We note, parenthetically, that a determination by the judge that the charge should be given does not mean the State must assume the burden of proof that defendant was sober. To the contrary, inasmuch as normality and the possession of ordinary faculties is the common situation, intoxication has been held to be an affirmative defense. One who asserts the defense, i.e. , a prostration of his faculties

[164 NJSuper Page 464]

by intoxication to the degree that he is incapable of forming an intent, must bear the burden of establishing that fact by a fair preponderance of the evidence. State v. Roscus , 16 N.J. 415, 426-427 (1954). Cf. State v. Maik, supra.

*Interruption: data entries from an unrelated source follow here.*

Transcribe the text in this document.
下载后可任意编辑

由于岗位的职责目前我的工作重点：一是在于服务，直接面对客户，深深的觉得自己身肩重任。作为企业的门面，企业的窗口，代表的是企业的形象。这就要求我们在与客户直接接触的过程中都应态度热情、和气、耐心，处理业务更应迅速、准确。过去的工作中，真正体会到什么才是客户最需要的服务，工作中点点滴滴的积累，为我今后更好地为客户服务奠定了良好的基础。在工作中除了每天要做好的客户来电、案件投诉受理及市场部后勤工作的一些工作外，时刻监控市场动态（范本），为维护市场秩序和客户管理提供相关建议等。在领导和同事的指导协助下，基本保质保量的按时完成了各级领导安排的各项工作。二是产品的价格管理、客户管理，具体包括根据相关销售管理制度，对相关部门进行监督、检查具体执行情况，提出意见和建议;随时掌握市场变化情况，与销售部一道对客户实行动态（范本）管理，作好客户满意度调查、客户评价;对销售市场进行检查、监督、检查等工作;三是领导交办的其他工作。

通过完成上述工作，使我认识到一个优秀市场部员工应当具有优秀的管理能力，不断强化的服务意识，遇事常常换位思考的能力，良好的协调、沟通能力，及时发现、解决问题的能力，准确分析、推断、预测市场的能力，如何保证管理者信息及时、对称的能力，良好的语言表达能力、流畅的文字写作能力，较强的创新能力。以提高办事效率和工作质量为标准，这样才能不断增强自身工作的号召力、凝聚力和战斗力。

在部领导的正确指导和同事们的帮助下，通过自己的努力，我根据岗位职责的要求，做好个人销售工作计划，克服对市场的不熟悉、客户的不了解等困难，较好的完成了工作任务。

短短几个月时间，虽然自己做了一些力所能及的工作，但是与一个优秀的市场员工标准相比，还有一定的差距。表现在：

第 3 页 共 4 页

Having remanded the matter for a new trial, we need not consider the remaining assertions except the admissibility of the photograph marked S-23 in evidence. Except for the question concerning the photograph, we are satisfied the remaining contentions are without merit. S-23 in evidence is a photograph of decedent taken shortly after the crime indicating a featureless face covered with blood. It is unquestionably gruesome and potentially inflammatory. The State argued, and the judge admitted it on the theory that the photograph indicated the severity and intensity of the attack and was corroborative of the State's contention that the killing was willful, deliberate and premeditated.

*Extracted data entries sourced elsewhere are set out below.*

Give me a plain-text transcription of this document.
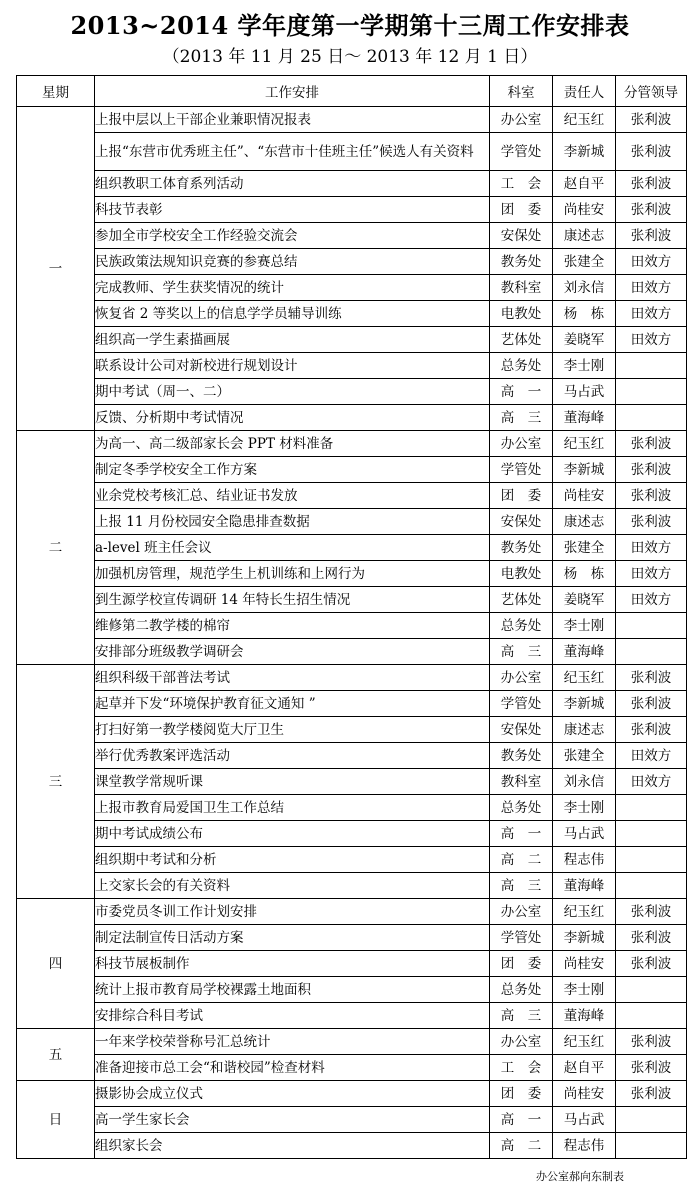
2013~2014 学年度第一学期第十三周工作安排表
（2013 年 11 月 25 日～ 2013 年 12 月 1 日）
星期	工作安排	科室	责任人	分管领导
一	上报中层以上干部企业兼职情况报表	办公室	纪玉红	张利波
	上报“东营市优秀班主任”、“东营市十佳班主任”候选人有关资料	学管处	李新城	张利波
	组织教职工体育系列活动	工　会	赵自平	张利波
	科技节表彰	团　委	尚桂安	张利波
	参加全市学校安全工作经验交流会	安保处	康述志	张利波
	民族政策法规知识竞赛的参赛总结	教务处	张建全	田效方
	完成教师、学生获奖情况的统计	教科室	刘永信	田效方
	恢复省 2 等奖以上的信息学学员辅导训练	电教处	杨　栋	田效方
	组织高一学生素描画展	艺体处	姜晓军	田效方
	联系设计公司对新校进行规划设计	总务处	李士刚	
	期中考试（周一、二）	高　一	马占武	
	反馈、分析期中考试情况	高　三	董海峰	
二	为高一、高二级部家长会 PPT 材料准备	办公室	纪玉红	张利波
	制定冬季学校安全工作方案	学管处	李新城	张利波
	业余党校考核汇总、结业证书发放	团　委	尚桂安	张利波
	上报 11 月份校园安全隐患排查数据	安保处	康述志	张利波
	a-level 班主任会议	教务处	张建全	田效方
	加强机房管理，规范学生上机训练和上网行为	电教处	杨　栋	田效方
	到生源学校宣传调研 14 年特长生招生情况	艺体处	姜晓军	田效方
	维修第二教学楼的棉帘	总务处	李士刚	
	安排部分班级教学调研会	高　三	董海峰	
三	组织科级干部普法考试	办公室	纪玉红	张利波
	起草并下发“环境保护教育征文通知 ”	学管处	李新城	张利波
	打扫好第一教学楼阅览大厅卫生	安保处	康述志	张利波
	举行优秀教案评选活动	教务处	张建全	田效方
	课堂教学常规听课	教科室	刘永信	田效方
	上报市教育局爱国卫生工作总结	总务处	李士刚	
	期中考试成绩公布	高　一	马占武	
	组织期中考试和分析	高　二	程志伟	
	上交家长会的有关资料	高　三	董海峰	
四	市委党员冬训工作计划安排	办公室	纪玉红	张利波
	制定法制宣传日活动方案	学管处	李新城	张利波
	科技节展板制作	团　委	尚桂安	张利波
	统计上报市教育局学校裸露土地面积	总务处	李士刚	
	安排综合科目考试	高　三	董海峰	
五	一年来学校荣誉称号汇总统计	办公室	纪玉红	张利波
	准备迎接市总工会“和谐校园”检查材料	工　会	赵自平	张利波
日	摄影协会成立仪式	团　委	尚桂安	张利波
	高一学生家长会	高　一	马占武	
	组织家长会	高　二	程志伟	
办公室郝向东制表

The admissibility of photographs of the victim rests in the discretion of the trial court, and the exercise of that discretion will not be reversed in the absence of a palpable abuse of discretion. State v. Thompson , 59 N.J. 396, 420 (1971). We are also cognizant that in a case of this nature a photograph of the injuries may be probative as to the severity of the beating, and as indicated, with respect to the degree of guilt. State v. Mulero , 51 N.J. 224, 229 (1968). However, since this matter will be retried, we recommend the photograph not be used unless the trial judge, after a clear and precise statement from the prosecutor as to its probative value, concludes that the other evidence as a whole does not adequately demonstrate the facts sought to be proved by the photograph. To argue that it is corroborative or cumulative may not be sufficient to outweigh its prejudicial potentiality in light of other evidence which the judge might conclude is more than sufficient to support the State's thesis. In weighing the factors pertinent to the admissibility decision, the court might consider the testimony of eye witnesses, testimony of the medical examiner, the contents of an

[164 NJSuper Page 465]

autopsy report or any other evidence which has a bearing on the purpose or purposes suggested to warrant the admissibility of the photograph. In the event the court deems the photograph admissible, subject to technical limitations, we suggest the photograph be reproduced in black and white in order to reduce its potential for prejudice.

Reversed and remanded for a new trial.